I've been on hydrocodone for 5 years. I finally woke up when I realized my first baby was about to be born and I was going to be high for the delivery coming up in about 10 days.
I actually travelled to the middle of Asia and the Russian Federation for 7 weeks to get off the hydros. I know I'm lucky I could do that but because NO pills were available when I was most vulnerable as they don't have them there, and I detoxed and got clean and past my 10 day quit record.

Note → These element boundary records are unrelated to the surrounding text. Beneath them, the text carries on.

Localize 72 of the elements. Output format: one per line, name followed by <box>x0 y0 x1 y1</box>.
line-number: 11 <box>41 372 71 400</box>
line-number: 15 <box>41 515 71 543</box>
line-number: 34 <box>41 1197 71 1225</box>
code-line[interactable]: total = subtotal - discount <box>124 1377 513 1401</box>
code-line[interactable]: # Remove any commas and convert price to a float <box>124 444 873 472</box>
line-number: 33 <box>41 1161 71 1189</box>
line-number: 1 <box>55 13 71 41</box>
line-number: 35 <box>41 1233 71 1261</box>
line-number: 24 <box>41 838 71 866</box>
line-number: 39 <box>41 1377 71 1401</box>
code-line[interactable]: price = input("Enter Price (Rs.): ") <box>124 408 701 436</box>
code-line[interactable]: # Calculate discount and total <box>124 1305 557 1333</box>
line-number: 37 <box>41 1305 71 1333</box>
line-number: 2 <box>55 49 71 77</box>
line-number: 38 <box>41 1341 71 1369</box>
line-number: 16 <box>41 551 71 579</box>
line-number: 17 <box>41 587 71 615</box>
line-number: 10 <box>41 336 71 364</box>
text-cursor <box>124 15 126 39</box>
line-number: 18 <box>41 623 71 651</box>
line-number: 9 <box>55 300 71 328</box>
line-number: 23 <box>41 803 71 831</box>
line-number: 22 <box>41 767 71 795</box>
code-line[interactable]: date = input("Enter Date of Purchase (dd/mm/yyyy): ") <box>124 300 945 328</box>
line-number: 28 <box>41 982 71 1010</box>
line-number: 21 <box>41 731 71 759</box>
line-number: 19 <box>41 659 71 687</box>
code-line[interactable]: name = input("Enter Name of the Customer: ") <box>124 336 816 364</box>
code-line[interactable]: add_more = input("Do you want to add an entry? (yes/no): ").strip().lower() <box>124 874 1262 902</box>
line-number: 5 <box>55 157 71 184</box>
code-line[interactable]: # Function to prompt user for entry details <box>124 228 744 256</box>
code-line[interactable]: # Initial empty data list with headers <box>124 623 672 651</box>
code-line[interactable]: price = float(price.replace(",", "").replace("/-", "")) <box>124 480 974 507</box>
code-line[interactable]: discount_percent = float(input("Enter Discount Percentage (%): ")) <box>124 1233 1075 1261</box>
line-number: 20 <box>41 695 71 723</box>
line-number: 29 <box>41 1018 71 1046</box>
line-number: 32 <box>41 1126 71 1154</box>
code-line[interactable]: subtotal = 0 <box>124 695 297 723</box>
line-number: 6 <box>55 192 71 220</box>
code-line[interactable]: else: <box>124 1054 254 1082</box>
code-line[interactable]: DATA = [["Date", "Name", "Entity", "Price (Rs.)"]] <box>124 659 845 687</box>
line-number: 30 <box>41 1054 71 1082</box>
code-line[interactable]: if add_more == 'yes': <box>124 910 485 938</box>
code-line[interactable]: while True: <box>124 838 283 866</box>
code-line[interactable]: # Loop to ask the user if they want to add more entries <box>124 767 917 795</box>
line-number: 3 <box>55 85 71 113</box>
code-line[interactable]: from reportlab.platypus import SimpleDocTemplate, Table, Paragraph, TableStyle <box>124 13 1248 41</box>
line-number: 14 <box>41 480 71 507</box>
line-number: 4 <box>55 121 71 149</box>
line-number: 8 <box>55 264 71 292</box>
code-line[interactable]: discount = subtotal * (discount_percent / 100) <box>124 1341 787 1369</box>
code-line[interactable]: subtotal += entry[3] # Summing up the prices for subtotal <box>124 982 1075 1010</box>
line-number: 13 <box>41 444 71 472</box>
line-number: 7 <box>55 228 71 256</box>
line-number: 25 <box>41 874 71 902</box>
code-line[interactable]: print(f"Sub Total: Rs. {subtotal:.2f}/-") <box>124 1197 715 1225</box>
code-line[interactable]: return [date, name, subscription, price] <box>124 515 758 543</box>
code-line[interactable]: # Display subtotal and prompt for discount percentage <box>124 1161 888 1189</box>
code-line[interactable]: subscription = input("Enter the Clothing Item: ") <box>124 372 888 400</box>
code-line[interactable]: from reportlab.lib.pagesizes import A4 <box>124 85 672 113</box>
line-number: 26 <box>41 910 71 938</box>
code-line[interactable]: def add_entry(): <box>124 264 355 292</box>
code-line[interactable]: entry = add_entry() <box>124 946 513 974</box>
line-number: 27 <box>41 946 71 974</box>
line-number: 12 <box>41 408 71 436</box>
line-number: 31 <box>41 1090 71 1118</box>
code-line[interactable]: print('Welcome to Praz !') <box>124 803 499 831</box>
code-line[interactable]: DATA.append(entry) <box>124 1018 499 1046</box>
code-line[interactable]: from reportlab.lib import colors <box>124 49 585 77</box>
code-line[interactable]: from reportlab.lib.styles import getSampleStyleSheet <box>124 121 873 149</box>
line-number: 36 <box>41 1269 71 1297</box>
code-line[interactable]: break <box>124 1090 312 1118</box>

Now I'm home. I have tough days sometimes as it has only been 40 days since I quit. My problem is feeling normal in my own house because this is where I used the most, and everything I see reminds me of the high.....like my stash areas, and even going on the computer reminds of getting high as would pop pills and surf the internet all day.

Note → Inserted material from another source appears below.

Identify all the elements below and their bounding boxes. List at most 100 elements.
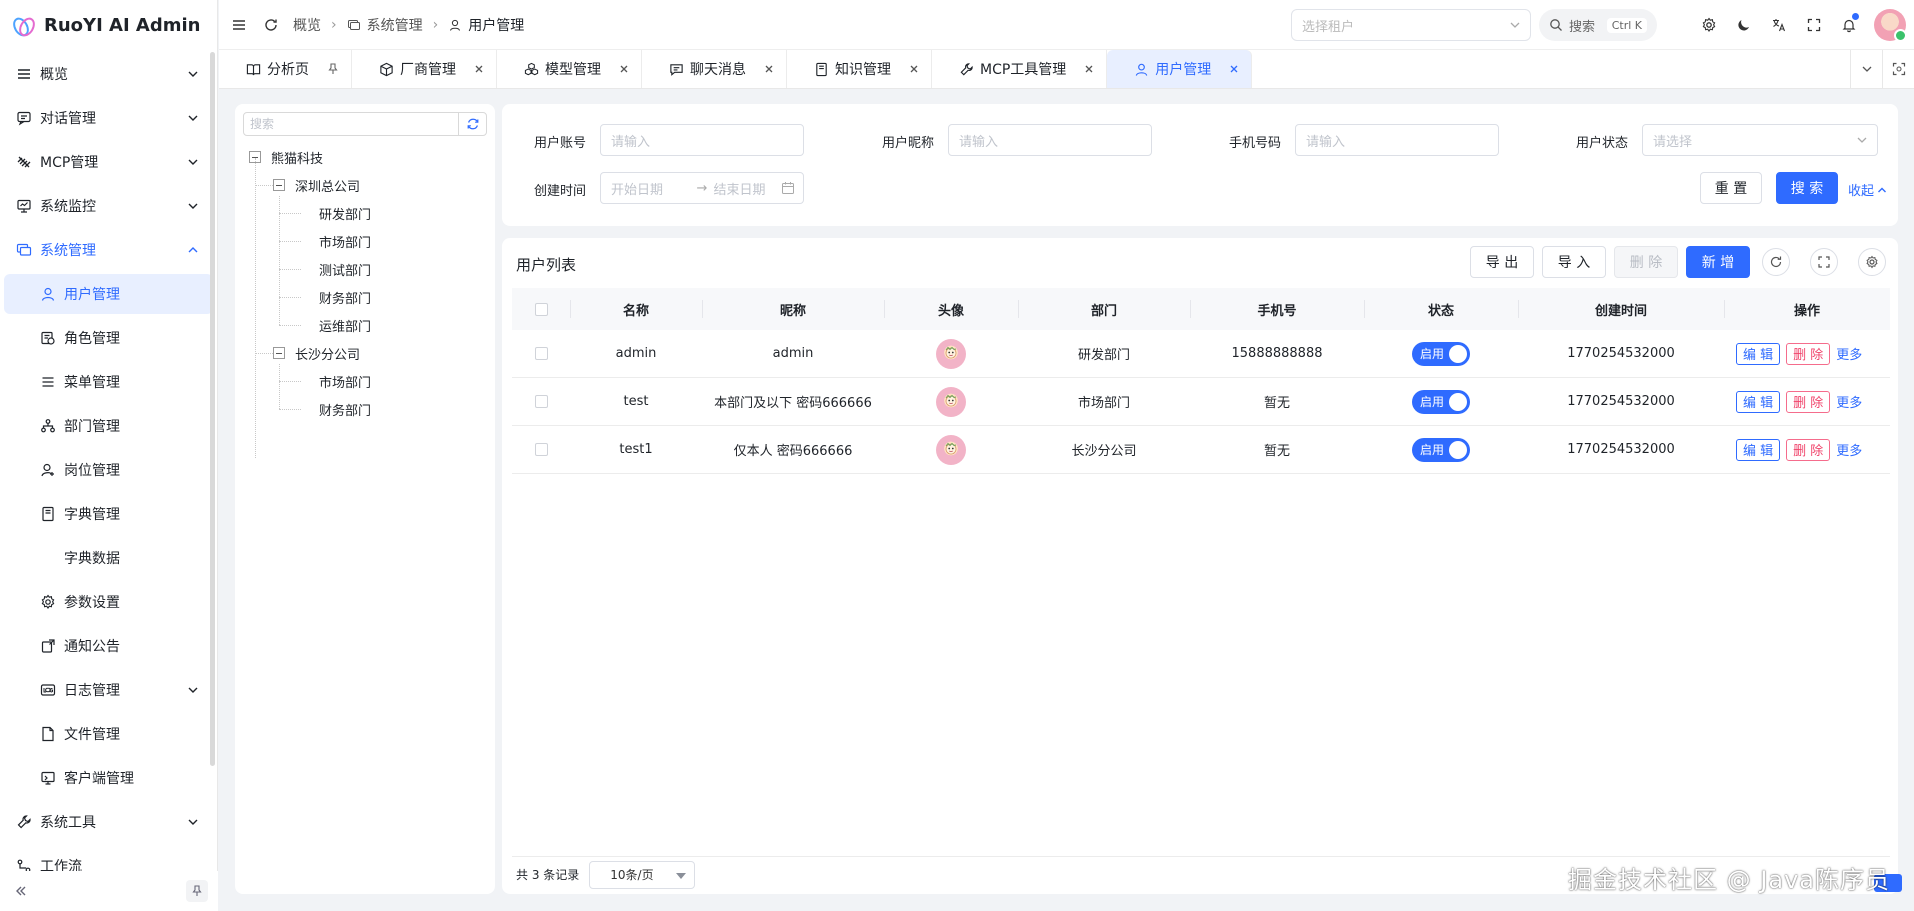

My question is simple. Why am I feeling like I'm going through withdrawal again after over a month off the hydro? Is is some psychological association with home and having the possiblity of the pills available?
I almost broke and tried to order from my internet sources, but they ALL werer in trouble with the feds. That tells me something positive that maybe the easy buys are finally coming to an end. I also felt like it was kind of a divine intervention because NONE of my sources that day had anything for me and I took this as a sign from the universe it was time to quit.
I feel so lost sometimes and unmotivated. The simplest things that were fun to do when I was high now seem tedious and boring. I know this will pass as I get used to life sober..........it is just hard to believe it will ever happen.
I'm trying everybody. I am deternined to hold out through these bad days. For those of you in my situation........quiting is easy, staying quit is hard, I wish you well and want to tell you are not alone.
If anyone knows what I can do to stave off this withdrawal/depression thing, I'm all ears.